Dan setelahnya Rehan benar-benar diantar pulang oleh Sandi, sahabatnya.
kesetiakawanan mereka benar-benar patut diacungi jempol. padahal Sandi tidak bekerja di satu perusahaan dengan Rehan, tapi pria itu dengan senang hati datang membantu saat Rehan membutuhkan.
Pada akhirnya Sandi benar-benar mengantarkan Rehan pulang ke rumah.
"Ayo aku bantu..." ucap Sandi setelah membukakan pintu untuk sahabatnya.
mereka turun dengan Rehan yang dipapah oleh Sandi masuk ke rumah.
"Disini saja..." ucap Rehan. sebuah sofa ruang tamu yang akan dia gunakan untuk merebahkan diri.
karena Rehan rasa tidak memungkinkan kalau Sandi membawanya sampai ke kamar.
"Terimakasih San..." ucap Rehan.
"Tidak usah berlebihan..." tolak Sandi. "Kau yakin akan baik-baik saja?" tanyanya. melihat tak ada siapapun di rumah ini. dan Sandi yakin kalau Mika belum pulang dari Kuliahnya. "Apa perlu aku disini sampai istrimu pulang?". kalaupuj perlu, Sandi tak akan keberatan melakukan itu. menunggu Rehan.

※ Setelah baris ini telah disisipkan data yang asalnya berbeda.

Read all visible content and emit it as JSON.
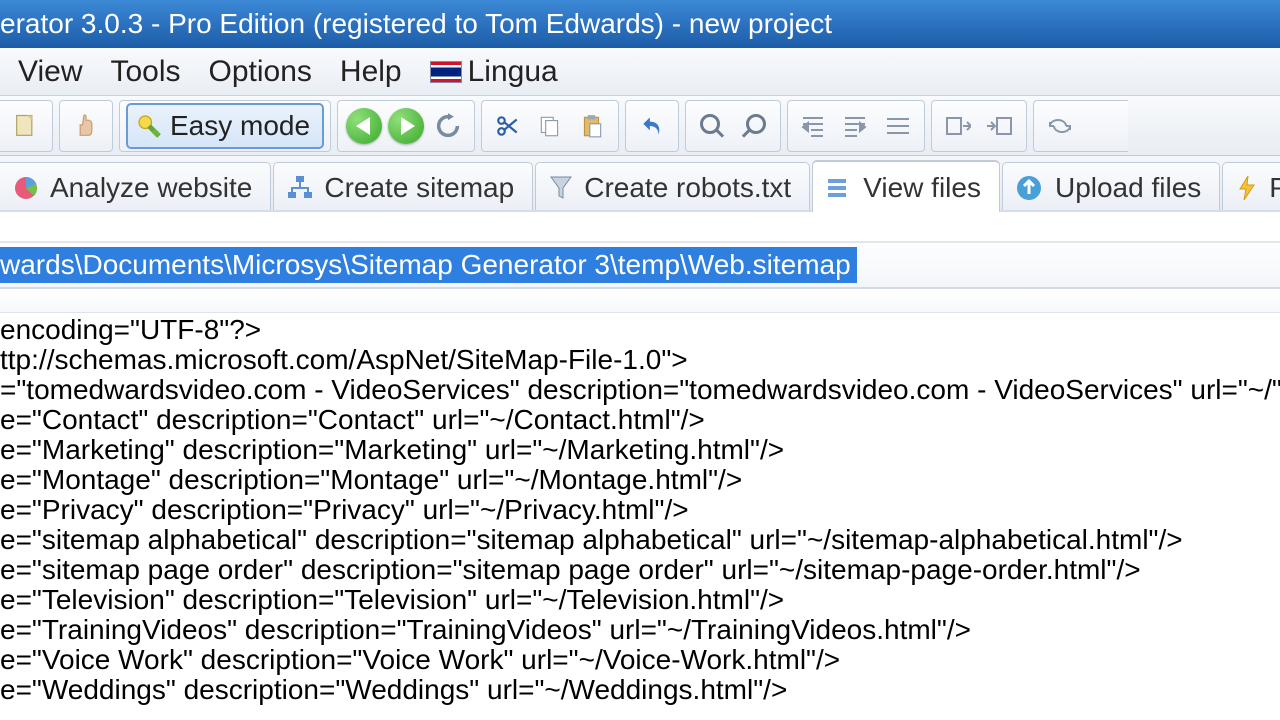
{
  "window": {
    "title": "erator 3.0.3 - Pro Edition (registered to Tom Edwards) - new project"
  },
  "menu": {
    "view": "View",
    "tools": "Tools",
    "options": "Options",
    "help": "Help",
    "lingua": "Lingua"
  },
  "toolbar": {
    "easy_mode": "Easy mode"
  },
  "tabs": {
    "analyze": "Analyze website",
    "create_sitemap": "Create sitemap",
    "create_robots": "Create robots.txt",
    "view_files": "View files",
    "upload_files": "Upload files",
    "partial": "P"
  },
  "path": {
    "value": "wards\\Documents\\Microsys\\Sitemap Generator 3\\temp\\Web.sitemap"
  },
  "file": {
    "l1": " encoding=\"UTF-8\"?>",
    "l2": "ttp://schemas.microsoft.com/AspNet/SiteMap-File-1.0\">",
    "l3": "=\"tomedwardsvideo.com - VideoServices\" description=\"tomedwardsvideo.com - VideoServices\" url=\"~/\">",
    "l4": "e=\"Contact\" description=\"Contact\" url=\"~/Contact.html\"/>",
    "l5": "e=\"Marketing\" description=\"Marketing\" url=\"~/Marketing.html\"/>",
    "l6": "e=\"Montage\" description=\"Montage\" url=\"~/Montage.html\"/>",
    "l7": "e=\"Privacy\" description=\"Privacy\" url=\"~/Privacy.html\"/>",
    "l8": "e=\"sitemap alphabetical\" description=\"sitemap alphabetical\" url=\"~/sitemap-alphabetical.html\"/>",
    "l9": "e=\"sitemap page order\" description=\"sitemap page order\" url=\"~/sitemap-page-order.html\"/>",
    "l10": "e=\"Television\" description=\"Television\" url=\"~/Television.html\"/>",
    "l11": "e=\"TrainingVideos\" description=\"TrainingVideos\" url=\"~/TrainingVideos.html\"/>",
    "l12": "e=\"Voice Work\" description=\"Voice Work\" url=\"~/Voice-Work.html\"/>",
    "l13": "e=\"Weddings\" description=\"Weddings\" url=\"~/Weddings.html\"/>"
  }
}
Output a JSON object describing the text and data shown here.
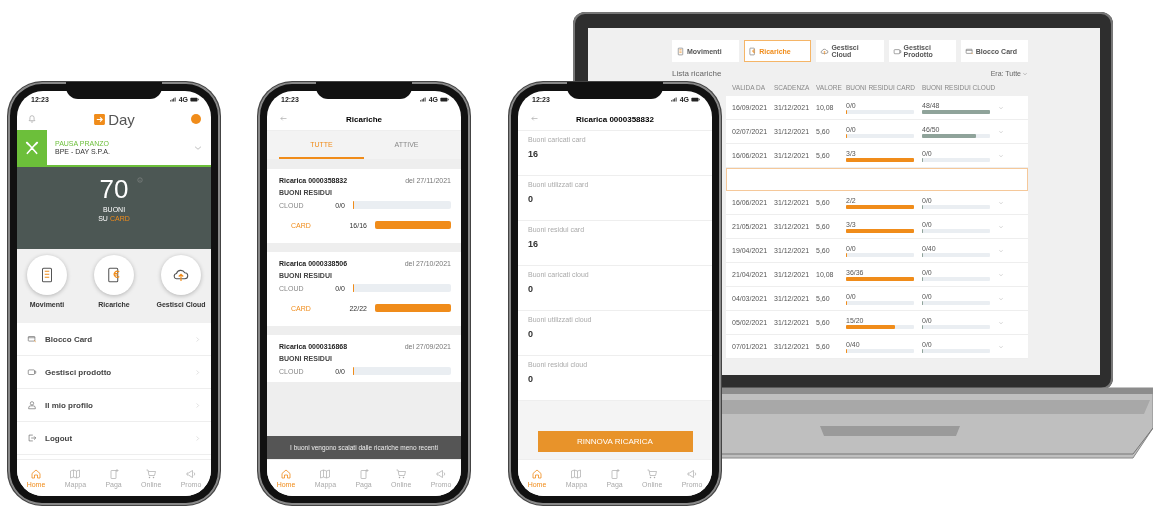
{
  "phones": [
    {
      "kind": "home",
      "status": {
        "time": "12:23",
        "network": "4G"
      },
      "header": {
        "logo_text": "Day"
      },
      "company": {
        "label": "PAUSA PRANZO",
        "name": "BPE - DAY S.P.A."
      },
      "balance": {
        "value": "70",
        "line1": "BUONI",
        "prefix": "SU",
        "highlight": "CARD"
      },
      "actions": [
        {
          "kind": "movements",
          "label": "Movimenti"
        },
        {
          "kind": "recharges",
          "label": "Ricariche"
        },
        {
          "kind": "cloud",
          "label": "Gestisci Cloud"
        }
      ],
      "menu": [
        {
          "kind": "card",
          "label": "Blocco Card"
        },
        {
          "kind": "product",
          "label": "Gestisci prodotto"
        },
        {
          "kind": "profile",
          "label": "Il mio profilo"
        },
        {
          "kind": "logout",
          "label": "Logout"
        }
      ],
      "tabbar": [
        {
          "kind": "home",
          "label": "Home",
          "selected": true
        },
        {
          "kind": "map",
          "label": "Mappa",
          "selected": false
        },
        {
          "kind": "pay",
          "label": "Paga",
          "selected": false
        },
        {
          "kind": "online",
          "label": "Online",
          "selected": false
        },
        {
          "kind": "promo",
          "label": "Promo",
          "selected": false
        }
      ]
    },
    {
      "kind": "recharges",
      "status": {
        "time": "12:23",
        "network": "4G"
      },
      "title": "Ricariche",
      "tabs": [
        {
          "label": "TUTTE",
          "selected": true
        },
        {
          "label": "ATTIVE",
          "selected": false
        }
      ],
      "cards": [
        {
          "title": "Ricarica 0000358832",
          "date": "del 27/11/2021",
          "subtitle": "BUONI RESIDUI",
          "rows": [
            {
              "kind": "cloud",
              "label": "CLOUD",
              "value": "0/0",
              "level": 0
            },
            {
              "kind": "card",
              "label": "CARD",
              "value": "16/16",
              "level": 1
            }
          ]
        },
        {
          "title": "Ricarica 0000338506",
          "date": "del 27/10/2021",
          "subtitle": "BUONI RESIDUI",
          "rows": [
            {
              "kind": "cloud",
              "label": "CLOUD",
              "value": "0/0",
              "level": 0
            },
            {
              "kind": "card",
              "label": "CARD",
              "value": "22/22",
              "level": 1
            }
          ]
        },
        {
          "title": "Ricarica 0000316868",
          "date": "del 27/09/2021",
          "subtitle": "BUONI RESIDUI",
          "rows": [
            {
              "kind": "cloud",
              "label": "CLOUD",
              "value": "0/0",
              "level": 0
            }
          ]
        }
      ],
      "toast": "I buoni vengono scalati dalle ricariche meno recenti",
      "tabbar": [
        {
          "kind": "home",
          "label": "Home",
          "selected": true
        },
        {
          "kind": "map",
          "label": "Mappa",
          "selected": false
        },
        {
          "kind": "pay",
          "label": "Paga",
          "selected": false
        },
        {
          "kind": "online",
          "label": "Online",
          "selected": false
        },
        {
          "kind": "promo",
          "label": "Promo",
          "selected": false
        }
      ]
    },
    {
      "kind": "detail",
      "status": {
        "time": "12:23",
        "network": "4G"
      },
      "title": "Ricarica 0000358832",
      "fields": [
        {
          "label": "Buoni caricati card",
          "value": "16"
        },
        {
          "label": "Buoni utilizzati card",
          "value": "0"
        },
        {
          "label": "Buoni residui card",
          "value": "16"
        },
        {
          "label": "Buoni caricati cloud",
          "value": "0"
        },
        {
          "label": "Buoni utilizzati cloud",
          "value": "0"
        },
        {
          "label": "Buoni residui cloud",
          "value": "0"
        }
      ],
      "button": "RINNOVA RICARICA",
      "tabbar": [
        {
          "kind": "home",
          "label": "Home",
          "selected": true
        },
        {
          "kind": "map",
          "label": "Mappa",
          "selected": false
        },
        {
          "kind": "pay",
          "label": "Paga",
          "selected": false
        },
        {
          "kind": "online",
          "label": "Online",
          "selected": false
        },
        {
          "kind": "promo",
          "label": "Promo",
          "selected": false
        }
      ]
    }
  ],
  "laptop": {
    "tabs": [
      {
        "kind": "movements",
        "label": "Movimenti",
        "selected": false
      },
      {
        "kind": "recharges",
        "label": "Ricariche",
        "selected": true
      },
      {
        "kind": "cloud",
        "label": "Gestisci Cloud",
        "selected": false
      },
      {
        "kind": "product",
        "label": "Gestisci Prodotto",
        "selected": false
      },
      {
        "kind": "card",
        "label": "Blocco Card",
        "selected": false
      }
    ],
    "list_title": "Lista ricariche",
    "filter": "Era: Tutte",
    "columns": [
      "VALIDA DA",
      "SCADENZA",
      "VALORE",
      "BUONI RESIDUI CARD",
      "BUONI RESIDUI CLOUD"
    ],
    "rows": [
      {
        "valid_from": "16/09/2021",
        "expiry": "31/12/2021",
        "value": "10,08",
        "card": {
          "value": "0/0",
          "level": 0
        },
        "cloud": {
          "value": "48/48",
          "level": 1
        },
        "expanded": false
      },
      {
        "valid_from": "02/07/2021",
        "expiry": "31/12/2021",
        "value": "5,60",
        "card": {
          "value": "0/0",
          "level": 0
        },
        "cloud": {
          "value": "46/50",
          "level": 0.8
        },
        "expanded": false
      },
      {
        "valid_from": "16/06/2021",
        "expiry": "31/12/2021",
        "value": "5,60",
        "card": {
          "value": "3/3",
          "level": 1
        },
        "cloud": {
          "value": "0/0",
          "level": 0
        },
        "expanded": true
      },
      {
        "valid_from": "16/06/2021",
        "expiry": "31/12/2021",
        "value": "5,60",
        "card": {
          "value": "2/2",
          "level": 1
        },
        "cloud": {
          "value": "0/0",
          "level": 0
        },
        "expanded": false
      },
      {
        "valid_from": "21/05/2021",
        "expiry": "31/12/2021",
        "value": "5,60",
        "card": {
          "value": "3/3",
          "level": 1
        },
        "cloud": {
          "value": "0/0",
          "level": 0
        },
        "expanded": false
      },
      {
        "valid_from": "19/04/2021",
        "expiry": "31/12/2021",
        "value": "5,60",
        "card": {
          "value": "0/0",
          "level": 0
        },
        "cloud": {
          "value": "0/40",
          "level": 0
        },
        "expanded": false
      },
      {
        "valid_from": "21/04/2021",
        "expiry": "31/12/2021",
        "value": "10,08",
        "card": {
          "value": "36/36",
          "level": 1
        },
        "cloud": {
          "value": "0/0",
          "level": 0
        },
        "expanded": false
      },
      {
        "valid_from": "04/03/2021",
        "expiry": "31/12/2021",
        "value": "5,60",
        "card": {
          "value": "0/0",
          "level": 0
        },
        "cloud": {
          "value": "0/0",
          "level": 0
        },
        "expanded": false
      },
      {
        "valid_from": "05/02/2021",
        "expiry": "31/12/2021",
        "value": "5,60",
        "card": {
          "value": "15/20",
          "level": 0.72
        },
        "cloud": {
          "value": "0/0",
          "level": 0
        },
        "expanded": false
      },
      {
        "valid_from": "07/01/2021",
        "expiry": "31/12/2021",
        "value": "5,60",
        "card": {
          "value": "0/40",
          "level": 0
        },
        "cloud": {
          "value": "0/0",
          "level": 0
        },
        "expanded": false
      }
    ]
  }
}
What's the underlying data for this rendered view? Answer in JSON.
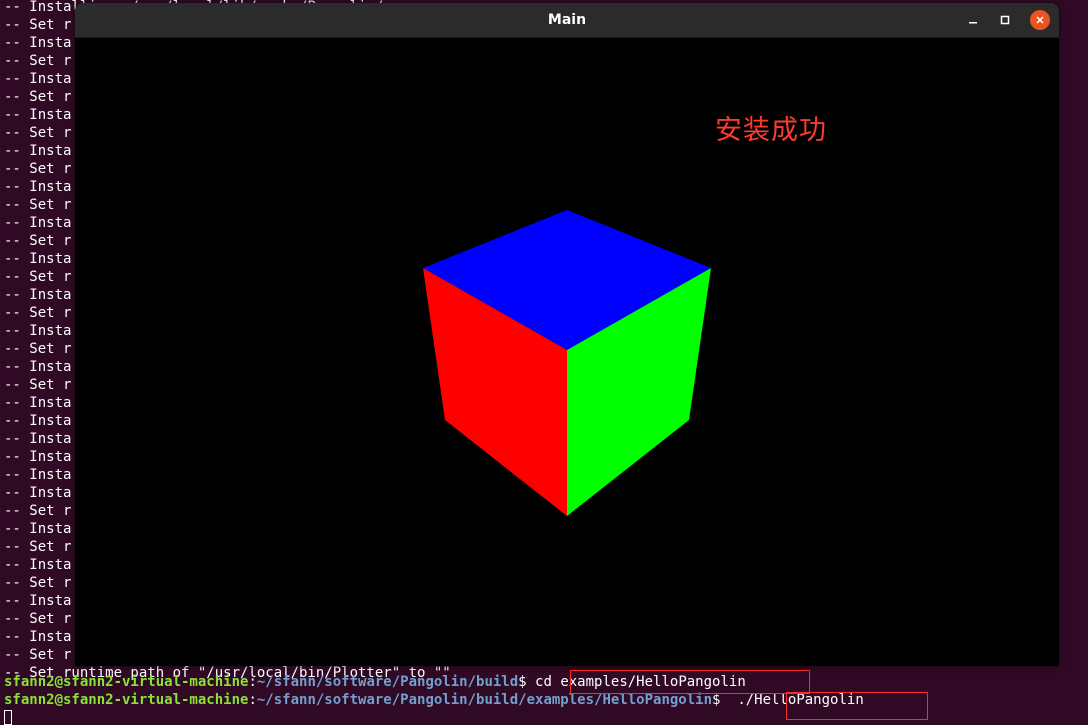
{
  "terminal": {
    "background_color": "#300a24",
    "background_lines": [
      "-- Installing: /usr/local/lib/cmake/Pangolin/...",
      "-- Set r",
      "-- Insta",
      "-- Set r",
      "-- Insta",
      "-- Set r",
      "-- Insta",
      "-- Set r",
      "-- Insta",
      "-- Set r",
      "-- Insta",
      "-- Set r",
      "-- Insta",
      "-- Set r",
      "-- Insta",
      "-- Set r",
      "-- Insta",
      "-- Set r",
      "-- Insta",
      "-- Set r",
      "-- Insta",
      "-- Set r",
      "-- Insta",
      "-- Insta",
      "-- Insta",
      "-- Insta",
      "-- Insta",
      "-- Insta",
      "-- Set r",
      "-- Insta",
      "-- Set r",
      "-- Insta",
      "-- Set r",
      "-- Insta",
      "-- Set r",
      "-- Insta",
      "-- Set r",
      "-- Set runtime path of \"/usr/local/bin/Plotter\" to \"\""
    ],
    "prompt1": {
      "user": "sfann2@sfann2-virtual-machine",
      "sep": ":",
      "path": "~/sfann/software/Pangolin/build",
      "dollar": "$ ",
      "command": "cd examples/HelloPangolin"
    },
    "prompt2": {
      "user": "sfann2@sfann2-virtual-machine",
      "sep": ":",
      "path": "~/sfann/software/Pangolin/build/examples/HelloPangolin",
      "dollar": "$  ",
      "command": "./HelloPangolin"
    },
    "colors": {
      "user": "#8ae234",
      "path": "#729fcf",
      "highlight_box": "#ff2a2a"
    }
  },
  "window": {
    "title": "Main",
    "controls": {
      "minimize_icon": "minimize-icon",
      "maximize_icon": "maximize-icon",
      "close_icon": "close-icon"
    },
    "close_button_color": "#e95420",
    "overlay_text": "安装成功",
    "overlay_text_color": "#ff3b30",
    "cube": {
      "top_face_color": "#0000ff",
      "left_face_color": "#ff0000",
      "right_face_color": "#00ff00"
    }
  }
}
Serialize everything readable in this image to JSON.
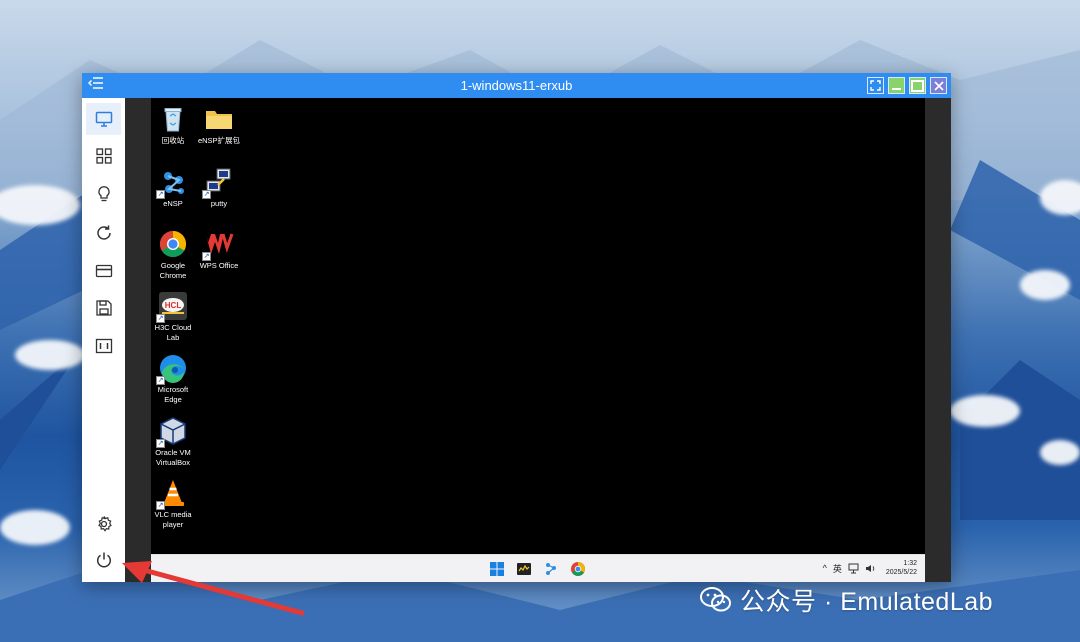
{
  "window": {
    "title": "1-windows11-erxub",
    "menu_icon": "menu-collapse-icon",
    "controls": [
      "fullscreen-icon",
      "minimize-icon",
      "maximize-icon",
      "close-icon"
    ]
  },
  "toolbar": {
    "top_items": [
      {
        "name": "display",
        "icon": "monitor-icon"
      },
      {
        "name": "apps",
        "icon": "grid-icon"
      },
      {
        "name": "tips",
        "icon": "lightbulb-icon"
      },
      {
        "name": "refresh",
        "icon": "refresh-icon"
      },
      {
        "name": "card",
        "icon": "card-icon"
      },
      {
        "name": "save",
        "icon": "save-icon"
      },
      {
        "name": "ratio",
        "icon": "ratio-1-1-icon"
      }
    ],
    "bottom_items": [
      {
        "name": "settings",
        "icon": "gear-icon"
      },
      {
        "name": "power",
        "icon": "power-icon"
      }
    ]
  },
  "desktop": {
    "icons": [
      {
        "label": "回收站"
      },
      {
        "label": "eNSP扩展包"
      },
      {
        "label": "eNSP"
      },
      {
        "label": "putty"
      },
      {
        "label": "Google Chrome"
      },
      {
        "label": "WPS Office"
      },
      {
        "label": "H3C Cloud Lab"
      },
      {
        "label": "Microsoft Edge"
      },
      {
        "label": "Oracle VM VirtualBox"
      },
      {
        "label": "VLC media player"
      }
    ]
  },
  "taskbar": {
    "apps": [
      "windows-start-icon",
      "terminal-app-icon",
      "ensp-app-icon",
      "chrome-icon"
    ],
    "tray": {
      "chevron": "^",
      "ime": "英",
      "time": "1:32",
      "date": "2025/5/22"
    }
  },
  "watermark": {
    "text": "公众号 · EmulatedLab"
  },
  "colors": {
    "titlebar": "#2f8df2",
    "arrow": "#e53935",
    "desktop": "#000000"
  }
}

"Tidak, tak perlu... kau kembali saja bekerja..." tolak Rehan. ia cukup tau diri untuk tidak merepotkan Sandi lebih dari ini.
"Yakin?".
"Hm," jawab Rehan sambil memejamkan matanya.
"Ya sudah kalau begitu, aku pergi..." ucap Sandi. sudah memutar tubuhnya hendak meninggalkan Rehan, pria itu kembali terdiam. "Oh iya, kunci mobil ku taruh di meja dan obatmu juga... jangan lupa meminumnya... kabari aku kalau butuh sesuatu..." ucapnya.
"Oke...".
Setelahnya Sandi benar-benar meninggalkan rumah Rehan dan menutup pintu serta pagar besi itu. dan sebuah Taxi sudah menunggu di depan. kendaraan yang akan membawa Sandi kembali ke Perusahaan tempatnya bekerja.
sedangkan Rehan, pria itu terus memejamkan mata. merasakan tubuhnya yang nyeri dan tak berdaya.
keringat dingin juga masih mengucur membasahi kemeja yang ia kenakan.